Tak jest
Łukasz Warzecha, Marcin Chlewicki
Pieszy ma teraz pierwszeństwo również w momencie wkraczania na przejście, dotychczas miał pierwszeństwo, kiedy był na przejściu. Według Łukasza Warzechy z "Do Rzeczy" sporym miejscem do dyskusji nad tym przepisem jest interpretacja słowa "wkroczenie". - Czy to już jest wtedy, jak pieszy miał uniesioną nogę, czy tylko stał przy przejściu, bo to jest bardzo nieprecyzyjne pojęcie, co prowadzi mnie do wniosku, że oczywiście ten przepis niczego nie poprawi - mówi. Warzecha obawia się także o kwestię nadużywania tego przepisu przez pieszych. - Ten przekaz, który od kilku dni idzie do pieszych, czyli taki, że macie bezwzględne pierwszeństwo, może spowodować, że ludzie to zinterpretują w ten sposób, że mogą wchodzić na przejście w ogóle się już nie oglądając i każdy ma się zatrzymać - komentuje. Nieco inne zdanie ma Marcin Chlewicki z organizacji "Miasto jest Nasze". - Nadal nie jest to bezwzględne pierwszeństwo, co oznacza, że piesi nie mogą wchodzić przed nadjeżdżający pojazd - uspokaja.

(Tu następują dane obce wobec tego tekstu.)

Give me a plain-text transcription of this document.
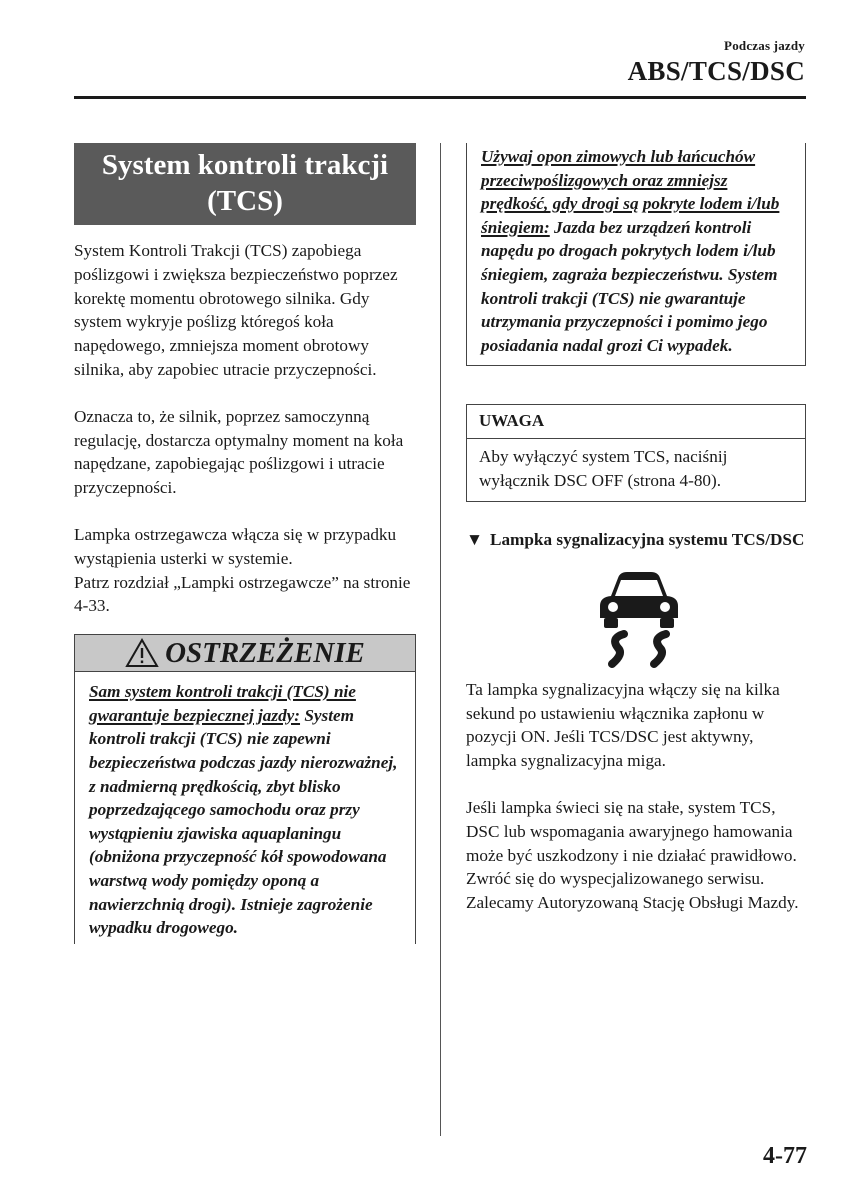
Podczas jazdy
ABS/TCS/DSC
System kontroli trakcji
(TCS)

System Kontroli Trakcji (TCS) zapobiega poślizgowi i zwiększa bezpieczeństwo poprzez korektę momentu obrotowego silnika. Gdy system wykryje poślizg któregoś koła napędowego, zmniejsza moment obrotowy silnika, aby zapobiec utracie przyczepności.

Oznacza to, że silnik, poprzez samoczynną regulację, dostarcza optymalny moment na koła napędzane, zapobiegając poślizgowi i utracie przyczepności.

Lampka ostrzegawcza włącza się w przypadku wystąpienia usterki w systemie.

Patrz rozdział „Lampki ostrzegawcze” na stronie 4-33.

OSTRZEŻENIE
Sam system kontroli trakcji (TCS) nie gwarantuje bezpiecznej jazdy: System kontroli trakcji (TCS) nie zapewni bezpieczeństwa podczas jazdy nierozważnej, z nadmierną prędkością, zbyt blisko poprzedzającego samochodu oraz przy wystąpieniu zjawiska aquaplaningu (obniżona przyczepność kół spowodowana warstwą wody pomiędzy oponą a nawierzchnią drogi). Istnieje zagrożenie wypadku drogowego.
Używaj opon zimowych lub łańcuchów przeciwpoślizgowych oraz zmniejsz prędkość, gdy drogi są pokryte lodem i/lub śniegiem: Jazda bez urządzeń kontroli napędu po drogach pokrytych lodem i/lub śniegiem, zagraża bezpieczeństwu. System kontroli trakcji (TCS) nie gwarantuje utrzymania przyczepności i pomimo jego posiadania nadal grozi Ci wypadek.
UWAGA
Aby wyłączyć system TCS, naciśnij wyłącznik DSC OFF (strona 4-80).
▼ Lampka sygnalizacyjna systemu TCS/DSC

Ta lampka sygnalizacyjna włączy się na kilka sekund po ustawieniu włącznika zapłonu w pozycji ON. Jeśli TCS/DSC jest aktywny, lampka sygnalizacyjna miga.

Jeśli lampka świeci się na stałe, system TCS, DSC lub wspomagania awaryjnego hamowania może być uszkodzony i nie działać prawidłowo. Zwróć się do wyspecjalizowanego serwisu. Zalecamy Autoryzowaną Stację Obsługi Mazdy.

4-77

W "Tak Jest" dyskutowano także o wysokości mandatów za przekroczenie prędkości. - Bardzo ważna jest adekwatność kary i w obecnych realiach, które mamy, mandat 500 zł nie jest problemem dla wielu osób, które radykalnie przekraczają prędkość. My wyliczyliśmy, że najwyższy mandat powinien wynosić około czterech tysięcy złotych - mówi Chlewicki.